Regardless of your reaction, the only way you will really know is if you actually try. Really try. Commit to follow this 365 commitment for a full year, follow the formula and then in 1 year from now you will know for certain. You will know if all these religions wackos have a hidden truth or not. I think 20,000 years of human history is a good thing to test out,  you? It is worth 1 year of your life to find out. Worth waking every morning and making a list and praying about it. Simple. Pure diamond truth is that way. Simplicity wields a very powerful sword. You have nothing to lose but EVERYTHING to gain. I have gained more in 1 year then I have in the last 20 toward some personal objectives. I only wish I would have started this when I was 20, what a difference that would have made. However, dwelling on the past is something I no longer do, because I have a vision of the future – which is another fruit I plucked from this bountiful tree that has grown in my soul.

That path to this perfect knowledge starts with overcoming mind. That is what the beginner of the 365 commitment has to get to first. It is the Ride at Dawn initiative, the Embrace the Suck mentality it is the Mind Calluses that you build each and every time you overcome mental resistance.
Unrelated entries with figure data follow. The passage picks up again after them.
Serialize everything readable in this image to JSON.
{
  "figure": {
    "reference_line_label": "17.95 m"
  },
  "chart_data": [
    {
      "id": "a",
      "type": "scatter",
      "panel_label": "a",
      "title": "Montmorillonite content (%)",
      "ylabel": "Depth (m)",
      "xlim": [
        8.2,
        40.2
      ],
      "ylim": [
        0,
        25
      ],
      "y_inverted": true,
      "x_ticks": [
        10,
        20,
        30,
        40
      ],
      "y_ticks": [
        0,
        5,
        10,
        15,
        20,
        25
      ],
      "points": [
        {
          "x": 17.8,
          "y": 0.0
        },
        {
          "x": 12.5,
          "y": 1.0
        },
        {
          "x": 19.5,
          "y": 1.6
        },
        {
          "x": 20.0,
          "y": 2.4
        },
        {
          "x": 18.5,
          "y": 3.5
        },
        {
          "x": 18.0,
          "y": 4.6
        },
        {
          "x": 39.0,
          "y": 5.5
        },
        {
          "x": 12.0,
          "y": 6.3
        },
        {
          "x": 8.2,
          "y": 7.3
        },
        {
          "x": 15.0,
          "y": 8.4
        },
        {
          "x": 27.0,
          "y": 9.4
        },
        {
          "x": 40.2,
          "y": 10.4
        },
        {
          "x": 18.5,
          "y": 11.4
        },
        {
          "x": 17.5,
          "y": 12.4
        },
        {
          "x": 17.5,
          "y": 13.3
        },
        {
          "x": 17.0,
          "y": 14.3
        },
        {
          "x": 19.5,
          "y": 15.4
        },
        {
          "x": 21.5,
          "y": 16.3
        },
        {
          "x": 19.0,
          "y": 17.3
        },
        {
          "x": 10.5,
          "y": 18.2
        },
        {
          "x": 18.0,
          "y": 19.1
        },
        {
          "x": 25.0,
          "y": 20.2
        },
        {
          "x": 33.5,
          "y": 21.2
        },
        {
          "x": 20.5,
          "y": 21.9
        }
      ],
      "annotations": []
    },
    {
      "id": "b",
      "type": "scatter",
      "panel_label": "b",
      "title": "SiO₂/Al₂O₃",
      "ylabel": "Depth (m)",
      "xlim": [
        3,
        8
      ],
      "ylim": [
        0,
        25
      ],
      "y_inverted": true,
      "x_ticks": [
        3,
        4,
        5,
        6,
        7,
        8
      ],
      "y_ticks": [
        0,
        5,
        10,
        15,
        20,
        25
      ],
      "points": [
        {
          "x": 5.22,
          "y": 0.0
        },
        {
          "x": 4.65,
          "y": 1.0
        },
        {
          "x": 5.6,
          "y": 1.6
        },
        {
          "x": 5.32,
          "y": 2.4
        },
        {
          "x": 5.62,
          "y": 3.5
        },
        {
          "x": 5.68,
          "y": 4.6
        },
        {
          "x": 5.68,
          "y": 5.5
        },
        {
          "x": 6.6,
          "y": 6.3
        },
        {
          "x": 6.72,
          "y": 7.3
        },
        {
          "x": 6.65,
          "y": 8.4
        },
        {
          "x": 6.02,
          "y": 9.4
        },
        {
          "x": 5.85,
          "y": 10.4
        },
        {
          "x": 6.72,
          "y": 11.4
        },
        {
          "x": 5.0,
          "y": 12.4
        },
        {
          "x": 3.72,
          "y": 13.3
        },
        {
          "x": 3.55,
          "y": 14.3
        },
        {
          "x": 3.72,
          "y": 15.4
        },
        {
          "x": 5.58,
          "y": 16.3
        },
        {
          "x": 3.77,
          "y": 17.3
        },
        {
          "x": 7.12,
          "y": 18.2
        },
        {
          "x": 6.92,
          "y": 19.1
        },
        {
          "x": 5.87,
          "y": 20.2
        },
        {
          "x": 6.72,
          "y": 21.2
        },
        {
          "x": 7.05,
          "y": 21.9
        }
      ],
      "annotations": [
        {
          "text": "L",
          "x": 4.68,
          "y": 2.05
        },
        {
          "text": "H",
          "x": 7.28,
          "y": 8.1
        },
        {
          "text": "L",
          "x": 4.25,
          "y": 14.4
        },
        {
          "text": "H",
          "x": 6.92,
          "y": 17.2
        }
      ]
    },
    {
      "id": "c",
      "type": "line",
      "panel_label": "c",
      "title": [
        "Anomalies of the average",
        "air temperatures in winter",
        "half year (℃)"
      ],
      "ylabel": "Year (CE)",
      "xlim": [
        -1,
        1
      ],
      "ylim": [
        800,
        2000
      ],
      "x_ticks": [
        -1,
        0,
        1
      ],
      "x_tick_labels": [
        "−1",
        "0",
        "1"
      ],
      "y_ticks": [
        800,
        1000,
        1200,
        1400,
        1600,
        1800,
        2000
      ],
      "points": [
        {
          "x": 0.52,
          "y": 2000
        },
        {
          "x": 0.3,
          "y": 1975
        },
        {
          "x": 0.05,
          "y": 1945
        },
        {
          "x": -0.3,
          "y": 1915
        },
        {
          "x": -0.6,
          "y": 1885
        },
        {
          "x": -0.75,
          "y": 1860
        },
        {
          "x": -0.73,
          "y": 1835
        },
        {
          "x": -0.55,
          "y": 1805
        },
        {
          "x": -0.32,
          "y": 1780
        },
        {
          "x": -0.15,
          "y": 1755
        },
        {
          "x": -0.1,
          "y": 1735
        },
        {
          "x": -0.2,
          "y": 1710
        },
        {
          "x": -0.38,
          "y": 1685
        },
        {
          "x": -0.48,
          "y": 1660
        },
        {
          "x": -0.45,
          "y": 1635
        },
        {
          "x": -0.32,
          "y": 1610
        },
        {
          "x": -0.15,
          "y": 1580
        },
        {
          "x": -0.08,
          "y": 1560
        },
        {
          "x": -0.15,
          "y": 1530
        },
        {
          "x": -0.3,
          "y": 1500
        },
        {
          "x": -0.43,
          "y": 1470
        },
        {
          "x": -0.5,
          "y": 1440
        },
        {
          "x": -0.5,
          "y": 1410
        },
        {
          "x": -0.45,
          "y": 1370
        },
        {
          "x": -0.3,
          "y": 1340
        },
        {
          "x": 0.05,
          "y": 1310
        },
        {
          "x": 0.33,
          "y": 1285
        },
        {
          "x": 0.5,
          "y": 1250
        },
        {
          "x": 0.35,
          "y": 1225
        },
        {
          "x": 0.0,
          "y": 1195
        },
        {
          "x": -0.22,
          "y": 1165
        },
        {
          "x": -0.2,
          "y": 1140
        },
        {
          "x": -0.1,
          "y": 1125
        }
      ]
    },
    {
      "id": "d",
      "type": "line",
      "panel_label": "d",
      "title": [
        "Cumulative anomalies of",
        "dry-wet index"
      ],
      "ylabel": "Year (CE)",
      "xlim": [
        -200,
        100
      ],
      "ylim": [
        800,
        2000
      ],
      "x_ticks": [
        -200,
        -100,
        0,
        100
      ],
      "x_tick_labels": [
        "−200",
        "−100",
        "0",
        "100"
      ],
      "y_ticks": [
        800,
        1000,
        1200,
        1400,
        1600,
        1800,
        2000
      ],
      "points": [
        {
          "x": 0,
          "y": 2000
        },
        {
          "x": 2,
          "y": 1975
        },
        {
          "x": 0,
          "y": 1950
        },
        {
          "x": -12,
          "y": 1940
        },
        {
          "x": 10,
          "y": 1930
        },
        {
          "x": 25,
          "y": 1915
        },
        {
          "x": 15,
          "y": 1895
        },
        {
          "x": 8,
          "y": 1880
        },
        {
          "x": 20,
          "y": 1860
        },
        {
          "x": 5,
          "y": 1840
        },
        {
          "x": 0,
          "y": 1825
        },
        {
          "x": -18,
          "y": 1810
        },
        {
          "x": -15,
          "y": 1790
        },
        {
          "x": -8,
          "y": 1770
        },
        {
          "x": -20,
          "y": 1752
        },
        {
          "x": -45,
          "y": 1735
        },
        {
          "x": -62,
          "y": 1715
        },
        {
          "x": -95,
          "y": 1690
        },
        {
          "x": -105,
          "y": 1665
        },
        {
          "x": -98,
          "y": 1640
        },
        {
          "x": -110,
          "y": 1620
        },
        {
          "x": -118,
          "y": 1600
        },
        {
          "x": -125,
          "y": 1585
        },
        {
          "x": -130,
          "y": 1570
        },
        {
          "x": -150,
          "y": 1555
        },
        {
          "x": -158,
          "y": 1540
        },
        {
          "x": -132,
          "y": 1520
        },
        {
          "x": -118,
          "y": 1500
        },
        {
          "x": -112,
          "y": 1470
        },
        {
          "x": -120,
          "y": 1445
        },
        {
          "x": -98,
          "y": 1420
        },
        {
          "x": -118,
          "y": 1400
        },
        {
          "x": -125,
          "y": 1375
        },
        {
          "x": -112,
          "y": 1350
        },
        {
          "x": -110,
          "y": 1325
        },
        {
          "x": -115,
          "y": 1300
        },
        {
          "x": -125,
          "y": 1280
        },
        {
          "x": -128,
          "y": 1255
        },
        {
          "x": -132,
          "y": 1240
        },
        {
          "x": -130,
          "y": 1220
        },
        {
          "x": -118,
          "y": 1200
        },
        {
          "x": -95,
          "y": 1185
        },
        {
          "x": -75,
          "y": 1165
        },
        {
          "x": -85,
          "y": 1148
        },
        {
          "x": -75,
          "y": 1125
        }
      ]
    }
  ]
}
You are the only thing in your way. You can do anything and have anything. You just have to overcome your mental resistance. For me, I wake up at 5 every day. I do not have a choice. I do my pushups, situps, and squats. My mind screams at me to do them later, perhaps tonight? Perhaps at lunch? NO. I tell that little weak mind to shut up. I do them anyway. I go run, light smooth and fast. My mind screams to only go 1 mile, I go 4. When I get to 4, my mind screams – ok stop now. I say lets do more. I write, I read, I memorize things, I record what I eat. I meditate. I do all these things everyday and on top of that I focus on my goals and my objectives first. My mind screams – but no, ABC and XYZ are more important. I say, NO. #78 is more important (78 is a symbol for me, you would not understand).

So yes, I will strive for the vision of the future represented by 78, I will not allow other people’s priorities to get in the way. Unless of course those other people are part of 78, then I will serve them with a smile, because they are part of my future.

I have built a core inner mind that is strong. I still am tempted to do the wrong thing, and sometimes I do, but the core is growing, increasing in strength everyday. I am grateful beyond measure. I know for an absolute certainly that life change can happen through the application of the basic principles of this commitment that I have kept.

It is free. No book required. Takes less then 30 seconds to understand what to do. You just have to do it. Everyday do it. Overcome the weak mind and build a new mind. A strong mind. A mind that is focused on what is important and not distracted by the trivial and primal.